Durante el día se había anunciado una cadena nacional de Piñera para las nueve de la tarde. Tres semanas de intensa represión ya estaban generando un efecto en la psiquis colectiva: la reaparición del temor a un golpe de Estado. Este elemento es clave en la cultura popular y de izquierda en Chile, y fue clave a mi juicio en movilizar el voto “antifascista” contra Kast y darle finalmente el triunfo a Boric en diciembre de 2021. En noviembre del 2019 este temor colectivo funcionó como una especie de lastre en relación al empuje mostrado por la multitud, que ya había desafiado a las tanquetas permaneciendo en la calle “¡sin miedo!”.

El presidente Piñera demoró casi dos horas en salir a hablar desde La Moneda, y cuando finalmente lo hizo su alocución resultaba bastante poco comprensible. Tras hacer ver que la violencia había alcanzado un punto nunca antes visto, y reconocer que las dos policías (Carabineros e Investigaciones) estaban totalmente sobrepasadas…anunció que iban a llamar a los “reservistas” de ambas instituciones para colaborar con sus labores. Finalmente, señaló que “todas las fuerzas políticas, todas las organizaciones sociales, todas las chilenas y chilenos de buena voluntad tenemos que hoy día unirnos en torno a tres grandes, urgentes y necesarios acuerdos nacionales:

Primero, un acuerdo por la paz y contra la violencia que nos permita condenar en forma categórica y sin ninguna duda una violencia que nos ha causado tanto daño, y que también condene con la misma fuerza a todos quienes directa o indirectamente la impulsan, la avalan o la toleran.

Segundo, un acuerdo para la justicia, para poder impulsar todos juntos una robusta agenda social que nos permita avanzar rápidamente hacia un Chile más justo, un Chile con más equidad y con menos abusos, un Chile con mayor igualdad de oportunidades y con menos privilegios.

Y tercero, un acuerdo por una nueva constitución dentro del marco de nuestra institucionalidad democrática, pero con una clara y efectiva participación ciudadana, con un plebiscito ratificatorio para que los ciudadanos participen no solamente en la elaboración de esta nueva constitución, sino que también tengan la última palabra en su aprobación y en la construcción del nuevo pacto social que Chile necesita”.

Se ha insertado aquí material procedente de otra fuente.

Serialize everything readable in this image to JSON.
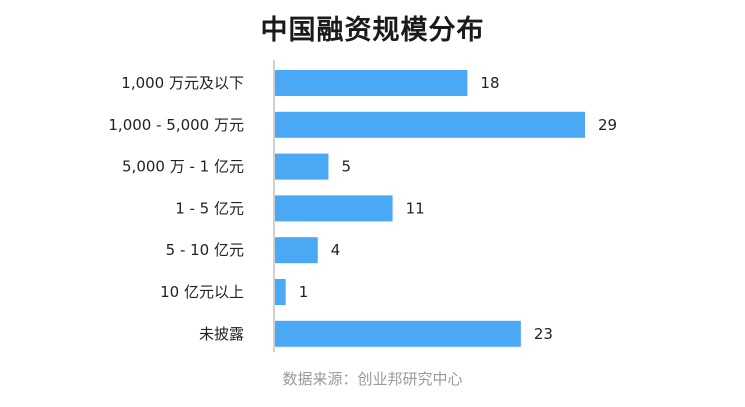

Lo que en verdad se sabe de lo que ocurrió ese día en La Moneda es que se había decidido declarar otro estado de excepción y sacar nuevamente los militares a la calle.  Los ministros Blumel, Rubilar y Espina no estaban de acuerdo. A las 21 horas Piñera conversó telefónicamente con el general Martínez, comandante en jefe del Ejército. A nombre de los militares Martínez manifestó no estar disponibles para sacar las castañas del fuego sin garantías de que no serían perseguidos por eventuales violaciones de derechos humanos.  Como destacan Landaeta y Herrero: “los abogados del Ejército se habían dado cuenta de que, en medio del apuro y el caos de la noche del viernes 18 de octubre, los papeles legales dejaban como principal responsable de cualquier delito a los jefes de la Defensa Nacional y no al presidente de la república. Como no había memoria reciente de un procedimiento de esa naturaleza en Santiago desde septiembre de 1986 —después del fallido atentado a Pinochet—, la comandancia en jefe mandó a desempolvar los archivos de esa época. Y, en efecto, los documentos legales estipulaban que el responsable final de cualquier acto imputable durante el estado de emergencia era el presidente. En palabras simples, si se les pedía salir nuevamente a las calles, los documentos debían decir de manera clara que el responsable legal era Sebastián Piñera” (10) . Los abogados del gobierno respondieron que algo así resultaba imposible. De ahí habría surgido la disyuntiva: “¿sacamos de nuevo a los militares o entregamos la constitución?”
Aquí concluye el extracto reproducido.